I hate giving you my trust again. I don't even think you realize that. You think you have it and that it's no big deal, well it is to me. If I get hurt again.. which I mean I get I will get hurt but hoping I don't get hurt the way I had in the past. It's just if I do get hurt like that I just really don't know what it'll do to me.

That's what I can't get over right now. I gave you all of me .. my honesty my openest my family .. and you just looked at it all and crumpled it up and threw it like it was garbage. And yet then you would ask for another chance. Obviously I've always given it as well.

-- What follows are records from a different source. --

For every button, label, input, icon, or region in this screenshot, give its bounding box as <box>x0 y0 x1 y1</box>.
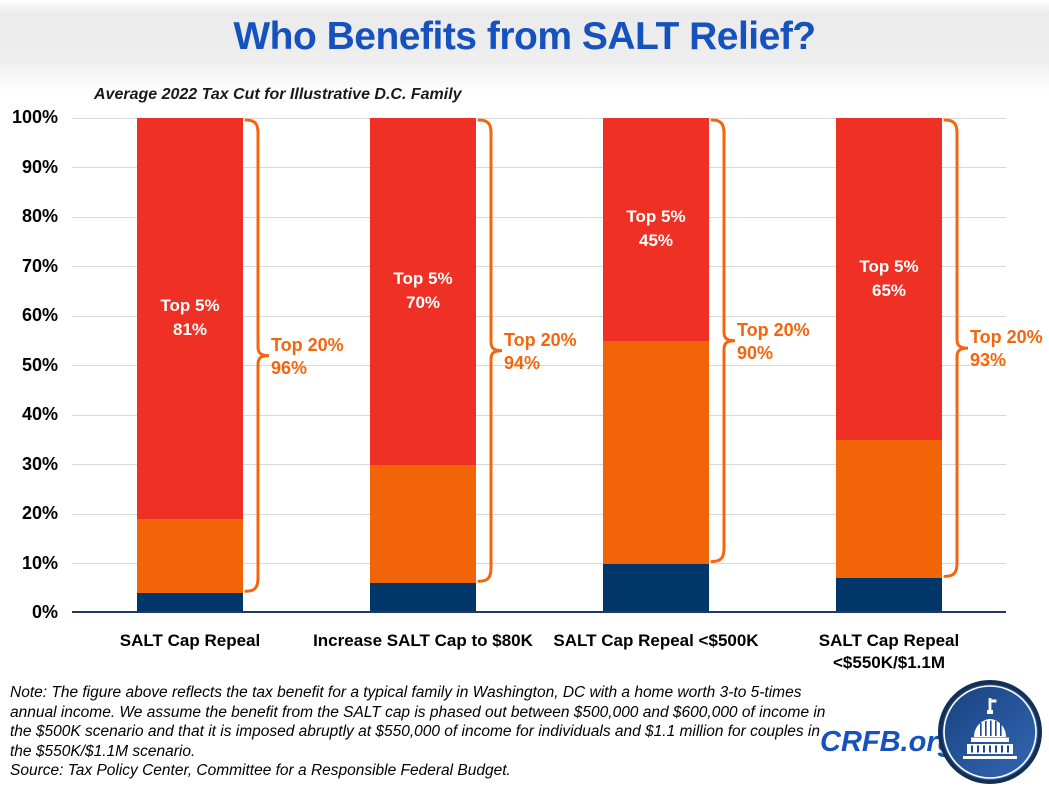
y-axis-label: 20% <box>21 503 58 523</box>
bar-value-label-line1: Top 5% <box>859 256 919 276</box>
y-axis-label: 50% <box>21 354 58 375</box>
top20-bracket-label-line1: Top 20% <box>737 319 810 340</box>
x-axis-category-label: Increase SALT Cap to $80K <box>313 631 533 650</box>
gridline <box>72 414 1006 416</box>
top20-bracket-label-line2: 94% <box>504 352 541 373</box>
bar-segment-orange-middle-segment <box>836 439 942 579</box>
bar-value-label: Top 5% 45% <box>603 205 709 253</box>
bar-segment-red-top-segment <box>137 118 243 519</box>
capitol-logo-icon <box>938 680 1042 784</box>
bar-value-label-line2: 45% <box>638 231 674 251</box>
gridline <box>72 216 1006 218</box>
bar-segment-navy-bottom-segment <box>137 593 243 613</box>
note-text: Note: The figure above reflects the tax … <box>10 684 826 760</box>
top20-bracket-brace <box>477 118 503 583</box>
x-axis-category-label: SALT Cap Repeal <$500K <box>553 631 759 650</box>
y-axis-label: 40% <box>21 404 58 424</box>
y-axis-label: 80% <box>21 206 58 226</box>
bar-segment-navy-bottom-segment <box>836 578 942 613</box>
gridline <box>72 563 1006 564</box>
gridline <box>72 315 1006 317</box>
bar-segment-orange-middle-segment <box>603 340 709 564</box>
x-axis-category-label: SALT Cap Repeal <box>119 631 261 650</box>
y-axis-label: 90% <box>21 156 58 177</box>
bar-value-label-line1: Top 5% <box>626 207 686 227</box>
y-axis-label: 30% <box>21 453 58 474</box>
bar-segment-orange-middle-segment <box>370 464 476 584</box>
bar-segment-orange-middle-segment <box>137 518 243 594</box>
top20-bracket-label: Top 20% 90% <box>737 319 810 365</box>
y-axis-label: 10% <box>21 552 58 573</box>
y-axis-label: 70% <box>21 255 58 276</box>
top20-bracket-label-line1: Top 20% <box>271 334 344 355</box>
bar-value-label-line1: Top 5% <box>160 296 220 316</box>
top20-bracket-brace <box>943 118 969 578</box>
header-gradient-band <box>0 0 1049 92</box>
top20-bracket-label-line2: 90% <box>737 342 774 363</box>
bar-value-label: Top 5% 65% <box>836 255 942 303</box>
x-axis-line <box>72 611 1006 613</box>
top20-bracket-label-line1: Top 20% <box>970 327 1043 348</box>
x-axis-category-label: SALT Cap Repeal <$550K/$1.1M <box>818 631 960 673</box>
bar-value-label: Top 5% 81% <box>137 294 243 342</box>
bar-value-label-line2: 70% <box>405 293 441 313</box>
gridline <box>72 513 1006 515</box>
top20-bracket-brace <box>244 118 270 593</box>
gridline <box>72 266 1006 267</box>
bar-value-label-line2: 65% <box>871 280 907 300</box>
top20-bracket-label-line2: 93% <box>970 350 1007 371</box>
plot-area: Top 5% 81% Top 20% 96% Top 5% 70% Top 20% 94% To… <box>72 117 1043 613</box>
footnote-block: Note: The figure above reflects the tax … <box>10 683 842 781</box>
y-axis-label: 100% <box>11 107 58 127</box>
top20-bracket-brace <box>710 118 736 563</box>
bar-segment-red-top-segment <box>836 118 942 440</box>
chart-title: Who Benefits from SALT Relief? <box>233 15 816 58</box>
gridline <box>72 464 1006 465</box>
chart-subtitle: Average 2022 Tax Cut for Illustrative D.… <box>94 86 462 103</box>
y-axis-label: 0% <box>31 602 58 622</box>
bar-value-label: Top 5% 70% <box>370 267 476 315</box>
bar-segment-red-top-segment <box>370 118 476 465</box>
gridline <box>72 117 1006 119</box>
bar-value-label-line1: Top 5% <box>393 269 453 289</box>
crfb-brand-text: CRFB.org <box>820 726 956 758</box>
bar-segment-navy-bottom-segment <box>370 583 476 613</box>
bar-segment-red-top-segment <box>603 118 709 341</box>
gridline <box>72 365 1006 366</box>
bar-segment-navy-bottom-segment <box>603 563 709 613</box>
gridline <box>72 167 1006 168</box>
top20-bracket-label: Top 20% 94% <box>504 329 577 375</box>
top20-bracket-label-line2: 96% <box>271 357 308 378</box>
y-axis-label: 60% <box>21 305 58 325</box>
bar-value-label-line2: 81% <box>172 320 208 340</box>
top20-bracket-label-line1: Top 20% <box>504 329 577 350</box>
top20-bracket-label: Top 20% 93% <box>970 326 1043 372</box>
source-text: Source: Tax Policy Center, Committee for… <box>10 762 511 779</box>
top20-bracket-label: Top 20% 96% <box>271 334 344 380</box>
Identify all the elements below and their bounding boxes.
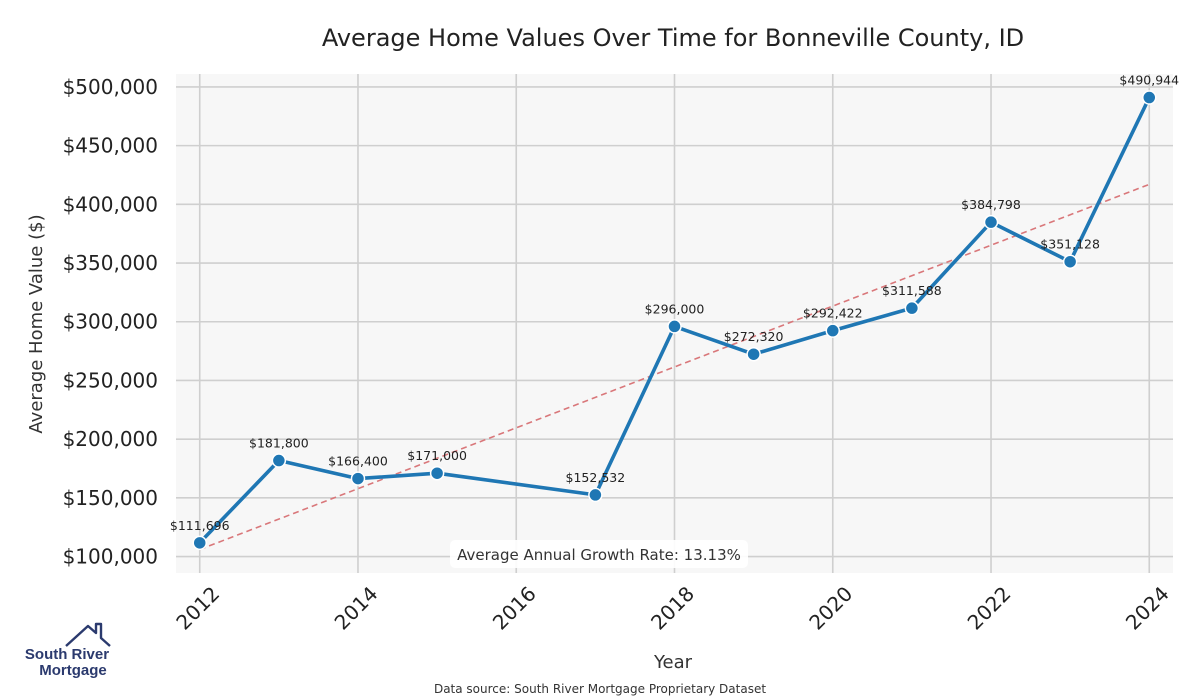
company-logo: South River Mortgage: [25, 622, 111, 679]
data-source-note: Data source: South River Mortgage Propri…: [434, 682, 766, 696]
point-label-2013: $181,800: [249, 436, 309, 451]
data-point-2014: [350, 471, 366, 486]
point-label-2022: $384,798: [961, 197, 1021, 212]
annotation-box: [450, 540, 748, 568]
y-tick-label-1: $150,000: [63, 486, 158, 510]
point-label-2023: $351,128: [1040, 237, 1100, 252]
y-tick-label-0: $100,000: [63, 545, 158, 569]
y-tick-label-6: $400,000: [63, 192, 158, 216]
x-tick-label-2: 2016: [488, 582, 541, 635]
series-layer: [192, 90, 1157, 551]
point-label-2021: $311,588: [882, 283, 942, 298]
y-tick-labels: $100,000 $150,000 $200,000 $250,000 $300,000…: [63, 75, 158, 569]
point-label-2018: $296,000: [645, 301, 705, 316]
data-point-2017: [588, 487, 603, 503]
x-tick-labels: 2012 2014 2016 2018 2020 2022 2024: [171, 582, 1173, 635]
point-label-2019: $272,320: [724, 329, 784, 344]
x-tick-label-3: 2018: [646, 582, 699, 635]
y-tick-label-2: $200,000: [63, 427, 158, 451]
data-point-2012: [192, 535, 207, 551]
logo-text-line1: South River: [25, 646, 109, 663]
data-point-2020: [825, 323, 841, 338]
data-point-2019: [746, 346, 761, 362]
y-tick-label-8: $500,000: [63, 75, 158, 99]
growth-rate-annotation: Average Annual Growth Rate: 13.13%: [450, 540, 748, 568]
y-tick-label-4: $300,000: [63, 310, 158, 334]
point-label-2020: $292,422: [803, 306, 863, 321]
data-point-2022: [983, 214, 999, 230]
x-tick-label-4: 2020: [804, 582, 857, 635]
data-point-2013: [271, 453, 287, 468]
data-point-2018: [667, 319, 682, 334]
data-point-2023: [1062, 254, 1078, 269]
annotation-text: Average Annual Growth Rate: 13.13%: [457, 546, 741, 564]
point-label-2024: $490,944: [1119, 73, 1179, 88]
point-label-2015: $171,000: [407, 448, 467, 463]
x-axis-label: Year: [653, 652, 693, 673]
data-point-2024: [1142, 90, 1157, 105]
point-label-2017: $152,532: [566, 470, 626, 485]
x-tick-label-5: 2022: [963, 582, 1016, 635]
y-axis-label: Average Home Value ($): [26, 214, 47, 433]
logo-text-line2: Mortgage: [39, 662, 107, 679]
y-tick-label-3: $250,000: [63, 368, 158, 392]
house-outline-icon: [65, 622, 111, 647]
y-tick-label-5: $350,000: [63, 251, 158, 275]
data-point-2021: [904, 300, 920, 316]
x-tick-label-0: 2012: [171, 582, 224, 635]
x-tick-label-6: 2024: [1121, 582, 1174, 635]
grid-lines: [176, 74, 1173, 573]
x-tick-label-1: 2014: [330, 582, 383, 635]
y-tick-label-7: $450,000: [63, 134, 158, 158]
data-point-2015: [429, 465, 445, 481]
point-label-layer: $111,696 $181,800 $166,400 $171,000 $152,532…: [170, 73, 1179, 533]
point-label-2012: $111,696: [170, 518, 230, 533]
point-label-2014: $166,400: [328, 454, 388, 469]
chart-title: Average Home Values Over Time for Bonnev…: [322, 24, 1024, 52]
series-line: [198, 96, 1151, 545]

The problem is, I am the one getting like ALL the blame for it. You got a pass and here I am getting everything put on me. It's all my fault. I do know my family doesn't believe that. I only wished I was wish my family at this moment. That we lived back home. My family might have arguments and we might have the whole Telephone game going on, it's just the difference of We are ALWAYS there for one another. I don't trust your family at all. They seem to support the idea of out for yourself type of idea. And that's just not what I am about.

And I do miss feeling like you love me. It's almost become this type of roommate situation .. cept we for the most part sleep in the same bed. Other then that.. ??

I do care about you a lot. I believe that obvious in what I have done. (not the punch or the throwing of the phone), but just that I've stood by your side. I have fought for you. Just wished you would do the same for me, and your really not. Your just sitting by and letting it continue to take place. As soon as Casey said shit about you I freaked out, because as far as I'm concerned no one is going to talk about or to you like that. Well only me hah! But I really just wished you would do the same for me, specially when it's coming to your mom or your sister saying things. Instead I'm sitting there wondering what to do. Only because it's family, it's your family and how do I say something that wouldn't affect you and then it would cause problems between us. Haha.. that's funny cause I guess I should have just said something considering it is also causing problems between us now.

Anyways, my point is that I don't know how to feel like you have my back. Or that your not that like strong building that is going to stand strong for me. Make sure that I'm protected as well as your children. All I know is right now I have to be that.